Kulkarni has taken the lead on the technical front in CarbonX. Kulkarni's scientific interest goes back to middle school when he did cancer research while attending Rutgers Summer Scholars Program. In high school, he worked to promote the United Nations17 Sustainable Development Goals (SDGs) during a two-year internship with the iStart Valley Startup Incubator. Kulkarni is also part of a research team at Rutgers investigating low-cost, low-tech ways to stop the spread of schistosomiasis, a tropical disease, in northern Senegal.

Gurusamy and Kulkarni often work on CarbonX late at night, after classes and other commitments. “This is a full, passion-driven project – and it’s fun,” Gurusamy said. He is fundraising chair of the Rutgers University Supply Chain Association and freshman representative of RU Sangam, a club promoting South Indian culture.

As a resident of the selective Entrepreneurship and Innovation Living-Learning Community on the Rutgers University-New Brunswick campus, Kulkarni took “Introduction to Entrepreneurship” with Assistant Professor Gary Minkoff, who became a trusted mentor. “He helped us streamline the ideation procedure and develop a more concrete concept,” Kulkarni said.

Minkoff said Gurusamy and Kulkarni are very talented and motivated students.

“They have a strong appreciation for the technical challenges and complexity of the problem they are trying to solve,” he said, noting carbon capture for public schools is a currently underserved market.

Gurusamy and Kulkarni said they are glad to have their entire RBS careers to develop CarbonX. “The learning curve is quite steep. This gives us the time to experiment and fail, and develop the technology,” Kulkarni said. “The ceiling is so high for growth,” Gurusamy said.

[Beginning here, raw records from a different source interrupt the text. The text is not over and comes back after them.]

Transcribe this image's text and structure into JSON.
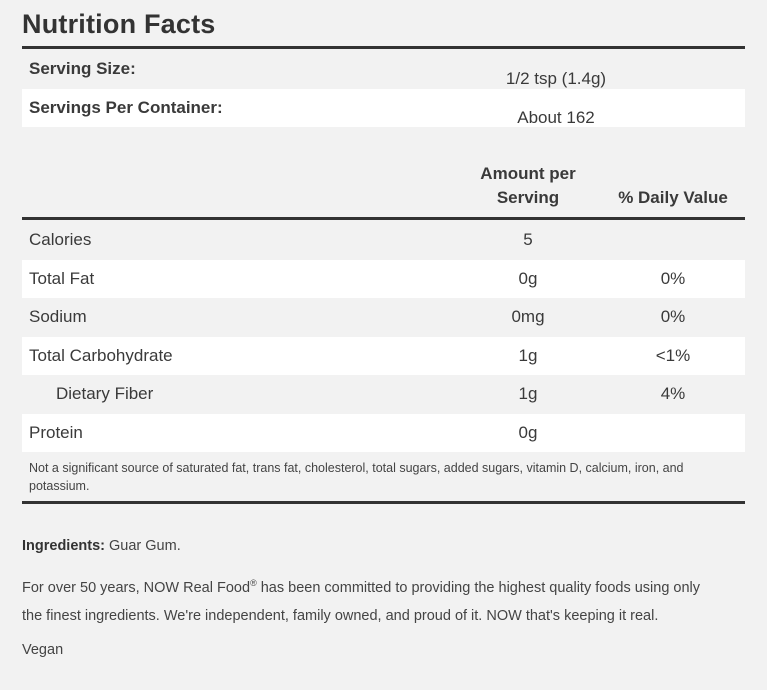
{
  "title": "Nutrition Facts",
  "serving": {
    "size_label": "Serving Size:",
    "size_value": "1/2 tsp (1.4g)",
    "per_container_label": "Servings Per Container:",
    "per_container_value": "About 162"
  },
  "columns": {
    "amount_line1": "Amount per",
    "amount_line2": "Serving",
    "daily_value": "% Daily Value"
  },
  "nutrients": [
    {
      "name": "Calories",
      "amount": "5",
      "dv": ""
    },
    {
      "name": "Total Fat",
      "amount": "0g",
      "dv": "0%"
    },
    {
      "name": "Sodium",
      "amount": "0mg",
      "dv": "0%"
    },
    {
      "name": "Total Carbohydrate",
      "amount": "1g",
      "dv": "<1%"
    },
    {
      "name": "Dietary Fiber",
      "amount": "1g",
      "dv": "4%"
    },
    {
      "name": "Protein",
      "amount": "0g",
      "dv": ""
    }
  ],
  "footnote": "Not a significant source of saturated fat, trans fat, cholesterol, total sugars, added sugars, vitamin D, calcium, iron, and potassium.",
  "ingredients": {
    "label": "Ingredients:",
    "value": "Guar Gum."
  },
  "description": {
    "part1": "For over 50 years, NOW Real Food",
    "registered": "®",
    "part2": " has been committed to providing the highest quality foods using only",
    "line2": "the finest ingredients. We're independent, family owned, and proud of it. NOW that's keeping it real."
  },
  "tag": "Vegan"
}
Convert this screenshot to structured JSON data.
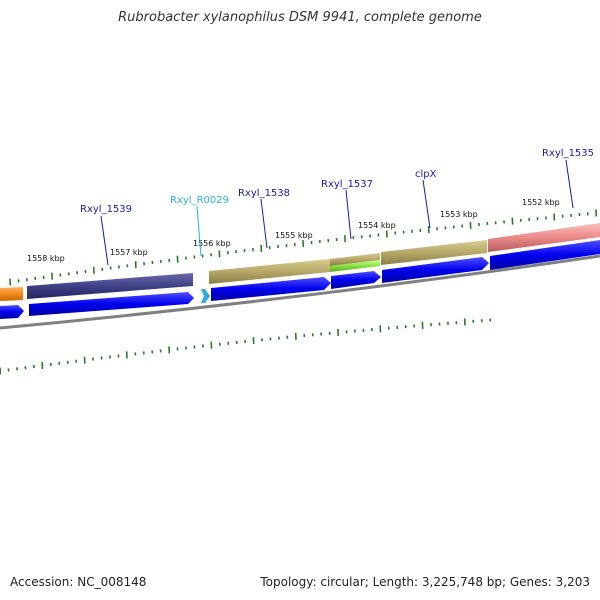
{
  "title": "Rubrobacter xylanophilus DSM 9941, complete genome",
  "footer": {
    "accession": "Accession: NC_008148",
    "summary": "Topology: circular; Length: 3,225,748 bp; Genes: 3,203"
  },
  "kbp_labels": [
    "1558 kbp",
    "1557 kbp",
    "1556 kbp",
    "1555 kbp",
    "1554 kbp",
    "1553 kbp",
    "1552 kbp"
  ],
  "gene_labels": [
    {
      "text": "Rxyl_1539",
      "color": "#1a1aa8"
    },
    {
      "text": "Rxyl_R0029",
      "color": "#2ab0e0"
    },
    {
      "text": "Rxyl_1538",
      "color": "#1a1aa8"
    },
    {
      "text": "Rxyl_1537",
      "color": "#1a1aa8"
    },
    {
      "text": "clpX",
      "color": "#1a1aa8"
    },
    {
      "text": "Rxyl_1535",
      "color": "#1a1aa8"
    }
  ],
  "colors": {
    "cds_arrow": "#0000ee",
    "rna_arrow": "#33aadd",
    "backbone": "#808080",
    "tick": "#2a7a2a",
    "label_line_gene": "#1a1aa8",
    "label_line_rna": "#2ab0e0",
    "feature_orange": "#f08a1a",
    "feature_navy": "#3c3c80",
    "feature_olive": "#b5a868",
    "feature_green": "#88e040",
    "feature_pink": "#e88a8a"
  }
}
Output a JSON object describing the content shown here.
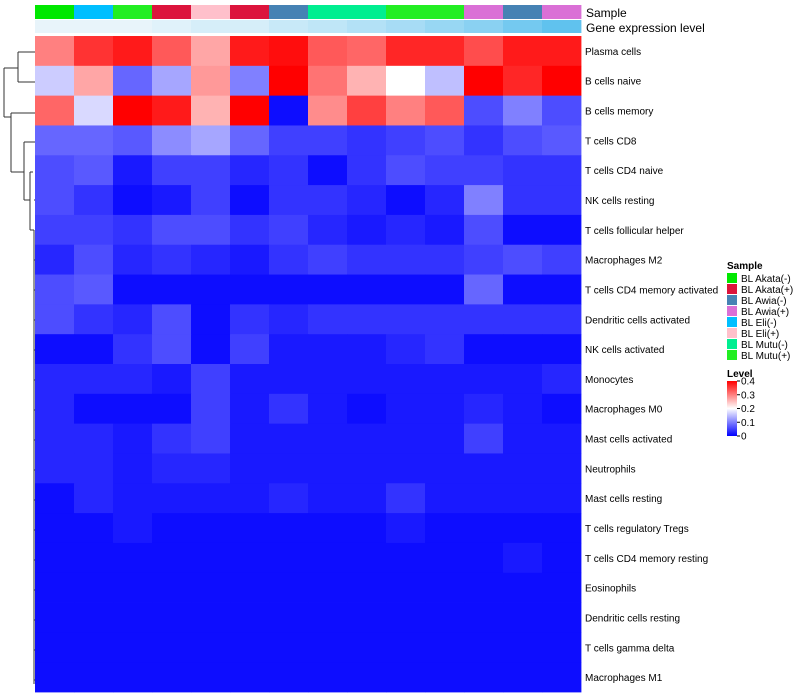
{
  "chart_data": {
    "type": "heatmap",
    "annotation_labels": [
      "Sample",
      "Gene expression level"
    ],
    "sample_legend": {
      "title": "Sample",
      "items": [
        {
          "label": "BL Akata(-)",
          "color": "#00e800"
        },
        {
          "label": "BL Akata(+)",
          "color": "#dc143c"
        },
        {
          "label": "BL Awia(-)",
          "color": "#4682b4"
        },
        {
          "label": "BL Awia(+)",
          "color": "#da70d6"
        },
        {
          "label": "BL Eli(-)",
          "color": "#00bfff"
        },
        {
          "label": "BL Eli(+)",
          "color": "#ffc0cb"
        },
        {
          "label": "BL Mutu(-)",
          "color": "#00ee90"
        },
        {
          "label": "BL Mutu(+)",
          "color": "#22ee22"
        }
      ]
    },
    "level_legend": {
      "title": "Level",
      "ticks": [
        "0.4",
        "0.3",
        "0.2",
        "0.1",
        "0"
      ],
      "tick_values": [
        0.4,
        0.3,
        0.2,
        0.1,
        0
      ],
      "range": [
        0,
        0.4
      ],
      "colors": [
        "#0000ff",
        "#ffffff",
        "#ff0000"
      ]
    },
    "sample_colors": [
      "#00e800",
      "#00bfff",
      "#22ee22",
      "#dc143c",
      "#ffc0cb",
      "#dc143c",
      "#4682b4",
      "#00ee90",
      "#00ee90",
      "#22ee22",
      "#22ee22",
      "#da70d6",
      "#4682b4",
      "#da70d6"
    ],
    "expression_colors": [
      "#e8f4fa",
      "#e8f4fa",
      "#e8f4fa",
      "#e0f2fa",
      "#d6eef9",
      "#d6eef9",
      "#c8e9f8",
      "#bfe6f7",
      "#b3e1f6",
      "#a7dcf5",
      "#98d7f3",
      "#8ad1f2",
      "#74c9f0",
      "#60c2ee"
    ],
    "rows": [
      "Plasma cells",
      "B cells naive",
      "B cells memory",
      "T cells CD8",
      "T cells CD4 naive",
      "NK cells resting",
      "T cells follicular helper",
      "Macrophages M2",
      "T cells CD4 memory activated",
      "Dendritic cells activated",
      "NK cells activated",
      "Monocytes",
      "Macrophages M0",
      "Mast cells activated",
      "Neutrophils",
      "Mast cells resting",
      "T cells regulatory  Tregs",
      "T cells CD4 memory resting",
      "Eosinophils",
      "Dendritic cells resting",
      "T cells gamma delta",
      "Macrophages M1"
    ],
    "values": [
      [
        0.3,
        0.36,
        0.38,
        0.33,
        0.27,
        0.38,
        0.39,
        0.33,
        0.32,
        0.37,
        0.37,
        0.34,
        0.38,
        0.38
      ],
      [
        0.16,
        0.27,
        0.08,
        0.13,
        0.28,
        0.1,
        0.4,
        0.31,
        0.26,
        0.2,
        0.15,
        0.4,
        0.37,
        0.4
      ],
      [
        0.32,
        0.17,
        0.4,
        0.38,
        0.26,
        0.4,
        0.01,
        0.29,
        0.35,
        0.3,
        0.33,
        0.06,
        0.1,
        0.06
      ],
      [
        0.08,
        0.08,
        0.07,
        0.11,
        0.13,
        0.08,
        0.05,
        0.05,
        0.04,
        0.05,
        0.06,
        0.04,
        0.06,
        0.07
      ],
      [
        0.06,
        0.07,
        0.02,
        0.05,
        0.05,
        0.03,
        0.04,
        0.01,
        0.04,
        0.06,
        0.05,
        0.05,
        0.04,
        0.04
      ],
      [
        0.06,
        0.04,
        0.01,
        0.02,
        0.05,
        0.01,
        0.04,
        0.04,
        0.03,
        0.01,
        0.03,
        0.1,
        0.04,
        0.04
      ],
      [
        0.05,
        0.05,
        0.04,
        0.06,
        0.06,
        0.04,
        0.05,
        0.03,
        0.02,
        0.03,
        0.02,
        0.06,
        0.01,
        0.01
      ],
      [
        0.03,
        0.06,
        0.03,
        0.04,
        0.03,
        0.02,
        0.04,
        0.05,
        0.04,
        0.04,
        0.04,
        0.05,
        0.06,
        0.05
      ],
      [
        0.06,
        0.07,
        0.01,
        0.01,
        0.01,
        0.01,
        0.01,
        0.01,
        0.01,
        0.01,
        0.01,
        0.08,
        0.01,
        0.01
      ],
      [
        0.06,
        0.04,
        0.03,
        0.06,
        0.01,
        0.04,
        0.03,
        0.04,
        0.04,
        0.04,
        0.04,
        0.04,
        0.04,
        0.04
      ],
      [
        0.01,
        0.01,
        0.04,
        0.06,
        0.01,
        0.05,
        0.02,
        0.02,
        0.02,
        0.03,
        0.04,
        0.01,
        0.01,
        0.01
      ],
      [
        0.03,
        0.03,
        0.03,
        0.02,
        0.05,
        0.02,
        0.02,
        0.02,
        0.02,
        0.02,
        0.02,
        0.02,
        0.02,
        0.03
      ],
      [
        0.03,
        0.01,
        0.01,
        0.01,
        0.05,
        0.02,
        0.04,
        0.02,
        0.01,
        0.02,
        0.02,
        0.03,
        0.02,
        0.01
      ],
      [
        0.03,
        0.03,
        0.02,
        0.04,
        0.05,
        0.02,
        0.02,
        0.02,
        0.02,
        0.02,
        0.02,
        0.05,
        0.02,
        0.02
      ],
      [
        0.03,
        0.03,
        0.02,
        0.03,
        0.03,
        0.02,
        0.02,
        0.02,
        0.02,
        0.02,
        0.02,
        0.02,
        0.02,
        0.02
      ],
      [
        0.01,
        0.03,
        0.02,
        0.02,
        0.02,
        0.02,
        0.03,
        0.02,
        0.02,
        0.04,
        0.02,
        0.02,
        0.02,
        0.02
      ],
      [
        0.01,
        0.01,
        0.02,
        0.01,
        0.01,
        0.01,
        0.01,
        0.01,
        0.01,
        0.02,
        0.01,
        0.01,
        0.01,
        0.01
      ],
      [
        0.01,
        0.01,
        0.01,
        0.01,
        0.01,
        0.01,
        0.01,
        0.01,
        0.01,
        0.01,
        0.01,
        0.01,
        0.02,
        0.01
      ],
      [
        0.01,
        0.01,
        0.01,
        0.01,
        0.01,
        0.01,
        0.01,
        0.01,
        0.01,
        0.01,
        0.01,
        0.01,
        0.01,
        0.01
      ],
      [
        0.01,
        0.01,
        0.01,
        0.01,
        0.01,
        0.01,
        0.01,
        0.01,
        0.01,
        0.01,
        0.01,
        0.01,
        0.01,
        0.01
      ],
      [
        0.01,
        0.01,
        0.01,
        0.01,
        0.01,
        0.01,
        0.01,
        0.01,
        0.01,
        0.01,
        0.01,
        0.01,
        0.01,
        0.01
      ],
      [
        0.01,
        0.01,
        0.01,
        0.01,
        0.01,
        0.01,
        0.01,
        0.01,
        0.01,
        0.01,
        0.01,
        0.01,
        0.01,
        0.01
      ]
    ]
  }
}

Even if they had not advanced in the Shark Tank competition, the CarbonX cofounders said they gained a supportive community. “When we pitched, we were both nervous, but everyone was welcoming,” Kulkarni said. With Rutgers’ resources for entrepreneurs, “we can explore the true grasp and reach of the technology,” he said. “We’re both excited to see how far we can take this venture.”